In mammalian cells, the seed region of miRs (2-8 nucleotides)

is the primary determinant of target recognition. miRs bind to the 3′-untranslated regions of the target transcripts. The majority of miR/mRNA interactions require perfect complementarity between the seed region of miRs and their target mRNAs, whereas the pairing requirement outside the seed region is significantly less stringent.4 miRs sharing an identical sequence in the seed region are grouped into families, and miRs from the same family bind to and regulate the expression of essentially the same set of target mRNAs.5 Because the primary target recognition determinant is 7 to 8 nucleotides long in the https://www.selleckchem.com/products/SRT1720.html seed region, a single miR can potentially regulate hundreds of target mRNAs. This notion was further validated by a transcriptome analysis of tissues isolated from mice with targeted deletion of miRs. Among the multiple downstream mRNA targets, Pexidartinib cost the degree of regulation of each individual transcript is usually small (<2-fold).6, 7 It is believed that the additive/synergistic effect of regulating multiple mRNAs in the same pathway translates into significant biological outcomes and phenotypes. Similar to mRNA expression, miR expression has been found to be dysregulated in disease tissues in comparison with normal tissues. These dysregulated miRs represent a novel pool of therapeutic targets and biomarkers, including those in tissue fibrosis.8,

9 For example, the miR-29 family of miRs is down-regulated in a mouse model of cardiac fibrosis following myocardial infarction.

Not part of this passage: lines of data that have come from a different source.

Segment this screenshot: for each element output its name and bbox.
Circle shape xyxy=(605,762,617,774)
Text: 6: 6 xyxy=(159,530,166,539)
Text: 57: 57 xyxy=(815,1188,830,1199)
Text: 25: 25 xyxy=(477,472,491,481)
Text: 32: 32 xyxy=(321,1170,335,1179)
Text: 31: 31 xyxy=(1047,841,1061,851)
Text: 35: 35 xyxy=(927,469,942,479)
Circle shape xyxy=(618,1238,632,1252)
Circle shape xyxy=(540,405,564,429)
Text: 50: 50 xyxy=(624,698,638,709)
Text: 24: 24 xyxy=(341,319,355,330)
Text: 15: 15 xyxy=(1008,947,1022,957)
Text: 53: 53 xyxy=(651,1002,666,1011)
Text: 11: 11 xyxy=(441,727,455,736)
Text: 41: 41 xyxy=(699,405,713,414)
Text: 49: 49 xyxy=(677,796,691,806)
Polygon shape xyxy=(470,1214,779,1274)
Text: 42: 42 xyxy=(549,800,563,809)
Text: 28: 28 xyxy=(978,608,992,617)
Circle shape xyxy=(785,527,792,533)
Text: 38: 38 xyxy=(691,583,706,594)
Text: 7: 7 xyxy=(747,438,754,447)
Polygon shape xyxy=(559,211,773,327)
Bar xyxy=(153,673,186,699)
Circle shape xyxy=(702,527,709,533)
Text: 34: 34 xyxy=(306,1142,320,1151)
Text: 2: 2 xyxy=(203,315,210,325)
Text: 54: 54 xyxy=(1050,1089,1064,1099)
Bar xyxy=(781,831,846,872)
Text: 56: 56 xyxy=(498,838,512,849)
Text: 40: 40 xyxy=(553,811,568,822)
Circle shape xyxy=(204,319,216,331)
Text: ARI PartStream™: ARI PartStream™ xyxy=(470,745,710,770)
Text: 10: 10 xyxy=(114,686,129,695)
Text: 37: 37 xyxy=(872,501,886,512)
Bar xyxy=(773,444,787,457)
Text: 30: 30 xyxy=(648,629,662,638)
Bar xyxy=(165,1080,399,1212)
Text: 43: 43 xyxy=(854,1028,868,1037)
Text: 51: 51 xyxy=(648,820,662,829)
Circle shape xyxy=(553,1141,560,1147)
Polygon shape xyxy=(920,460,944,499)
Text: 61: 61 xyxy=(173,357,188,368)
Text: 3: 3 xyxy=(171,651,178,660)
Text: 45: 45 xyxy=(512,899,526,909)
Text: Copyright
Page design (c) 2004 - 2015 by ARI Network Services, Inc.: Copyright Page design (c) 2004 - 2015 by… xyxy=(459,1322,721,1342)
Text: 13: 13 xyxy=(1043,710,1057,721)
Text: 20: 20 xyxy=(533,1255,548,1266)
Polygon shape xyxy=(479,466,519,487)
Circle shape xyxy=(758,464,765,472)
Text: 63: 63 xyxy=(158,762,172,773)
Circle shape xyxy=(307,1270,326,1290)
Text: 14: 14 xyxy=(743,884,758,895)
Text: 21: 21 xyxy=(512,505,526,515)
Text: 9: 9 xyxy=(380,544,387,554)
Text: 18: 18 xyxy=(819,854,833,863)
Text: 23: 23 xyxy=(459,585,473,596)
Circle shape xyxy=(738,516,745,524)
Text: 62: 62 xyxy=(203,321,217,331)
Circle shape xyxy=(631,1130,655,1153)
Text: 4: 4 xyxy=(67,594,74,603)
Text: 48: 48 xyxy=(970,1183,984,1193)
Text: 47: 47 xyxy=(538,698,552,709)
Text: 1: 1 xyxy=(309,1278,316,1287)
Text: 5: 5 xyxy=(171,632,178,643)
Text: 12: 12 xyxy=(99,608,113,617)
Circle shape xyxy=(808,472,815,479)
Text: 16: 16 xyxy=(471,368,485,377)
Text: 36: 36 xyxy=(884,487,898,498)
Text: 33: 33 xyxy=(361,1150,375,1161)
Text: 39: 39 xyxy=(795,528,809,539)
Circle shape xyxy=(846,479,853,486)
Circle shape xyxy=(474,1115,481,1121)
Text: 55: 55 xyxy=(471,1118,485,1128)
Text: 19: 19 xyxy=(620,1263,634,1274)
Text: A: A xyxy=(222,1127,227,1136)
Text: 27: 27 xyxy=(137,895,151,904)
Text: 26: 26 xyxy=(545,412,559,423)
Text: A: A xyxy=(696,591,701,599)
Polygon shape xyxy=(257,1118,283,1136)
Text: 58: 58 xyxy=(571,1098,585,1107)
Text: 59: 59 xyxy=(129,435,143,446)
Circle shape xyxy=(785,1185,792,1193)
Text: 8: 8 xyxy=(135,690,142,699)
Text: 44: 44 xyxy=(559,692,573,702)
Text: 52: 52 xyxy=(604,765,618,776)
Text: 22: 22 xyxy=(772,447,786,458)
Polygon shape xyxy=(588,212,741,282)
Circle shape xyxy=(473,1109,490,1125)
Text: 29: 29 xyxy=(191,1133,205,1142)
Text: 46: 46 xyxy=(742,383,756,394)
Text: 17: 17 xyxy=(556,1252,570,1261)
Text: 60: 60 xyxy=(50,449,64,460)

miR-29 is encoded in two separate tetracosactide genomic loci yielding four mature miRs (29a, 29b1, 29b2, and 29c). Multiple extracellular matrix (ECM) genes, including many isoforms of the collagen superfamily, are among the top-ranked predicted targets of miR-29. Experimentally, an miR-29 mimic led to repression whereas anti-miR-29 resulted in de-repression of many ECM genes in cultured cardiac fibroblasts. Despite the modest regulation of the individual gene, it has been postulated that the coordinated repression of multiple genes in the ECM pathway results in a strong biological outcome.10 In the current issue of Hepatology, Roderburg and colleagues11 set out to identify changes in miR expression in two different mouse models of liver fibrosis: carbon tetrachloride and bile duct ligation. As expected, many miRs were dysregulated in response to these fibrosis-inducing injuries. Among them, all three members of the miR-29 family were significantly down-regulated in response to both of these models. The authors further extended these observations by demonstrating miR-29 down-regulation in human cirrhotic liver samples. Because miRs are expressed in a cell type-specific manner, the authors also determined the relative expression levels of miR-29 in the four major liver cell types (hepatocytes, stellate cells, Kupffer cells, and endothelial cells).